Full tensor imaging facilitates direct geological mapping from FTG data and resolves structural complexity that is often not understood when just working with gravity data alone.
The added information retrieved from the tensor data directly facilitates exploration decision making when working prospective ground.
Full Tensor Anomaly
The three elements Tzz, total horizontal curvature (THC) and total horizontal gradient (THG) are well suited for colour blended imagery. RGB imaging methods are employed to display the tensor as a single image.
RGB—or Red Green Blue—imaging allows the intermixing of these three primary colours to produce pattern maps. Shades of colours range from bright white to various hues of the primary colours depending on the combined anomaly magnitude.
For example, an equal mix of red, green and blue will produce a composite colour that is white, whereas a disproportionate mix of blue and green will produce colours from cyan to yellow.
For FTG, we colourise the three primary elements of the tensor with Tzz set in shades of red, the THC in shades of green and the THG in shades of blue. The resultant tensor image displays a range of colours where the tensor information depicts geology.
For example, low density rocks generating a negative response for Tzz but with high curvature and variable gradient (e.g. s-type granites or sedimentary basins) will yield green to cyan colours.
On the other hand, fault blocks or igneous intrusives with their higher density yielding positive Tzz, curvature and gradient responses will show yellow to white colours. Contact lineaments are best captured as zones of high gradient and will display as blue to magenta colours.
The image above shows the impact of RGB ternary imaging for geological interpretation from full tensor anomaly data.
High density zones forming structural shapes are easily identified with their white to yellow colours. Others include green/cyan colours forming a large rounded structure that appears cored by high density zones. Contact lineaments are depicted by narrow blue colours, whereas fault zones show as magenta to blue.
These blue lineaments are enhanced by including contact lineaments typically identified with FTG as a grey shaded grid element. The image above shows the impact for including the directly mapped contact lineaments. Their effect adds texture to the data to assist with fault mapping.
Gravity from the Tensor
Conventional gravity retrieved from tensor data offers significant uplift in resolution.

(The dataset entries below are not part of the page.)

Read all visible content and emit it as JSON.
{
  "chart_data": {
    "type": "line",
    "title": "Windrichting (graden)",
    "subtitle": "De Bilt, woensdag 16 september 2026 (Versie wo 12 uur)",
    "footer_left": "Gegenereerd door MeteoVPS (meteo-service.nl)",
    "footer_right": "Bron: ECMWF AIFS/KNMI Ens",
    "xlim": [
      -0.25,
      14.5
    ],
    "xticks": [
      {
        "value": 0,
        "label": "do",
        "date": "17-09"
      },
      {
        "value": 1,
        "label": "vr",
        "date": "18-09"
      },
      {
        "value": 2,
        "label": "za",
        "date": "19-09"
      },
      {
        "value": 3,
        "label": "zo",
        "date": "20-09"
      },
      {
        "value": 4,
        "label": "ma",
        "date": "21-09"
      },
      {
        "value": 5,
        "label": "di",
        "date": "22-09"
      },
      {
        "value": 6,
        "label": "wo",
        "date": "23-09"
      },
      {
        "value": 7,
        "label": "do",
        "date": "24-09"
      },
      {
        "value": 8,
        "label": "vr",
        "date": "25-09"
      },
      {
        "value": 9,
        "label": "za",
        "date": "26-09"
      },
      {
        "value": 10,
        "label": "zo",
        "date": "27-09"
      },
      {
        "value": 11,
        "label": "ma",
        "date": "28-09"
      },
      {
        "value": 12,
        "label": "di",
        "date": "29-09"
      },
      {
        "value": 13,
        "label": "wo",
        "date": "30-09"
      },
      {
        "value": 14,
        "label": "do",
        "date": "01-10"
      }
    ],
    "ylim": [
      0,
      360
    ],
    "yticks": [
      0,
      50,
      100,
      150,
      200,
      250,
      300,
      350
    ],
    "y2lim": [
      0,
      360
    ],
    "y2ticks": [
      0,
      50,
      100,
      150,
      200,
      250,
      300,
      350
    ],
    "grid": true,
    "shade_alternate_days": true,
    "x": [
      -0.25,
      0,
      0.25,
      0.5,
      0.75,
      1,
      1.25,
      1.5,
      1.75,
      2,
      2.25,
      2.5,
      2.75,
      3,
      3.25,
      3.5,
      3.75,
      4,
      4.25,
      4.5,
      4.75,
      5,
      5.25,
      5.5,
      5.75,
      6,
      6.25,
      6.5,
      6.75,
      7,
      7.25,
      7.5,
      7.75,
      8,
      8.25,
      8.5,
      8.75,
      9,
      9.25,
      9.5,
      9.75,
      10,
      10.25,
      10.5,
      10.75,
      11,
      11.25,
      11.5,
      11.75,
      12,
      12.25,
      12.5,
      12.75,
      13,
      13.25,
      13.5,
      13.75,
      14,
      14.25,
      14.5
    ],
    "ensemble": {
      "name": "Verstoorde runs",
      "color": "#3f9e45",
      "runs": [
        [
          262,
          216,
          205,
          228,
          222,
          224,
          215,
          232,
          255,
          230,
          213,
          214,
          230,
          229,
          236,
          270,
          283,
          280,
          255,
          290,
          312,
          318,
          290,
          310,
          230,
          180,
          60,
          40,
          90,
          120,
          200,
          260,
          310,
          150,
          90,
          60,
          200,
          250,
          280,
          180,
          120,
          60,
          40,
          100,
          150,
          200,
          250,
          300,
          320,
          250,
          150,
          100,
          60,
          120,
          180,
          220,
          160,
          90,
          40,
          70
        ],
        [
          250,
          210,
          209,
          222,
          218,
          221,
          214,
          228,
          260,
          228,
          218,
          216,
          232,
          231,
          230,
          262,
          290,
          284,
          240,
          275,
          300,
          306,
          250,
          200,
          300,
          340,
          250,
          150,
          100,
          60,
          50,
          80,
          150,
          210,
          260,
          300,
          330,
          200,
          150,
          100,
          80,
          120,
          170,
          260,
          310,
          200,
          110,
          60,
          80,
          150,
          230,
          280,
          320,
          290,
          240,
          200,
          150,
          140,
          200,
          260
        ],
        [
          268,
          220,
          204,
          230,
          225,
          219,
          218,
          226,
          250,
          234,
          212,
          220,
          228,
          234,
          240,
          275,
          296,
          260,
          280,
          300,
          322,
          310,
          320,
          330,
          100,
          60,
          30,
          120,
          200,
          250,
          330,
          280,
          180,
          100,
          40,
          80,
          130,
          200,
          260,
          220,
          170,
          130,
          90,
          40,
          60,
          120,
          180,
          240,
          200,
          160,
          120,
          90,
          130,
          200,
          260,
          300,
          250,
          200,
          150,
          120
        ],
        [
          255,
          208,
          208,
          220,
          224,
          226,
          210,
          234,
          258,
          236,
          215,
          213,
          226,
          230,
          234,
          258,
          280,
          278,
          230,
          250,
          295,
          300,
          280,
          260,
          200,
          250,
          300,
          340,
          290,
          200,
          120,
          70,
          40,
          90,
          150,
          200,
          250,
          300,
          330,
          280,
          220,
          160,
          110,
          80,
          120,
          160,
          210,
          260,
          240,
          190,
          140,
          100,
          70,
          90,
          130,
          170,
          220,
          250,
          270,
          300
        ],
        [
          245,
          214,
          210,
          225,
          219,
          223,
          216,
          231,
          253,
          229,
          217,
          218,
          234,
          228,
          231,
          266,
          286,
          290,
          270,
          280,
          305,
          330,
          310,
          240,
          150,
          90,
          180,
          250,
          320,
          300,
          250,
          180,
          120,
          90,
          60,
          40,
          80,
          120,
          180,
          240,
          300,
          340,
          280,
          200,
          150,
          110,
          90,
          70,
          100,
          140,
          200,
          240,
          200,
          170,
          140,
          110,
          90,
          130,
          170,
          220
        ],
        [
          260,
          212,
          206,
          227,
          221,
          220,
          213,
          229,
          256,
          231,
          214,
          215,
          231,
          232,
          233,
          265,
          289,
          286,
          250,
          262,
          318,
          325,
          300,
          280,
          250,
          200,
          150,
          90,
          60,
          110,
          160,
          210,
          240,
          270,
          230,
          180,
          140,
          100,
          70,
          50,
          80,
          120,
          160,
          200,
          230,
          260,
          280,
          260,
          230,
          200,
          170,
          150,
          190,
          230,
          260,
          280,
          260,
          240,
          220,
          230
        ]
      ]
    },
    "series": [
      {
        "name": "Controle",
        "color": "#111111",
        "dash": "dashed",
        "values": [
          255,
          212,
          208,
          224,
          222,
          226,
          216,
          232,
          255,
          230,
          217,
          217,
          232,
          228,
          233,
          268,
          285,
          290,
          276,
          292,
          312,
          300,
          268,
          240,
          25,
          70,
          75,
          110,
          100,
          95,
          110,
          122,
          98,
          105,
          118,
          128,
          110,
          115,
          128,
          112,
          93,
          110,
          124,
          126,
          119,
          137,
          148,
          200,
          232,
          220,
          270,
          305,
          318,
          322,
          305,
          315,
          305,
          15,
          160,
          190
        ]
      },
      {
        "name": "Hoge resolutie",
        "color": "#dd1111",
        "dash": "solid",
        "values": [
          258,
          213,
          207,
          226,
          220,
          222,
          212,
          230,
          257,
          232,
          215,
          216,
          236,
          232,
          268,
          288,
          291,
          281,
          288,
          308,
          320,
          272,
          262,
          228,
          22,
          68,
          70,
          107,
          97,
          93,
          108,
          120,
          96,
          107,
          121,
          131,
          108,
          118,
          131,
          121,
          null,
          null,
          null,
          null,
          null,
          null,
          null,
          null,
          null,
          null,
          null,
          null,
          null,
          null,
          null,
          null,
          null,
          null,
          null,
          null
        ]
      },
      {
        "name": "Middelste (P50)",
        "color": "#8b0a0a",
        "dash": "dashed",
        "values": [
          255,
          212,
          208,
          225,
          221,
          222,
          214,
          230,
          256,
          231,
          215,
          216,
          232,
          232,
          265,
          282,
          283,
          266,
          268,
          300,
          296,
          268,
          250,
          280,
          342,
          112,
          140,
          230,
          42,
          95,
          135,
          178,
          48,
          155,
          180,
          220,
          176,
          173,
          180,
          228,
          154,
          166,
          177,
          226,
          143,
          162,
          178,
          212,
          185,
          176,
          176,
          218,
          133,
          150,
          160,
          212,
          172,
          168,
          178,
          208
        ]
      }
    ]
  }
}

Signal bandwidth contains a high frequency signal content with resolution equal to that of the FTG data (from wavelengths equal to half spacing to wavelengths equal to the length of the shortest survey block dimension).
The impact is immense as this reliably retrieves the gravity effect of density contrasts, generating tensor anomalies sourced in the shallow to intermediate depth range on underway surveys.
The gravity field generated is inherently more stable than a mere vertical integration of the vertical tensor component, Tzz, as it includes the contribution from all components in its generation.
The image above testifies to FTG’s ability to produce a stable, conventional gravity field. Clear, narrow, lineated trends are easily visible amongst the longer wavelength patterns more typically associated with conventional gravity.
The Full Tensor
Tensor data are displayed with gravity data to assist with interpretation. However, displaying a semi-transparent overlay of the gravity data on the full tensor anomaly map provides a 3D perspective to better visualise source-depth concepts. The image below is one such display.
The gravity anomaly field retrieved from the FTG data is overlain with semi-transparency to resemble a draped overlay on the full tensor anomaly map.
The warm colours (reds) from the gravity identify high density rocks associated with elevated structures/intrusives. The cold colours (blues) identify lower density rocks associated with sediment filled basins and/or s-type granitic intrusions.
The tensor anomaly field depicts their structural complexity providing perspective in terms of both depth and content.
The overlay below shows the value of working with FTG data because tensor data resolves structural complexity that is often not understood when just working with gravity data alone.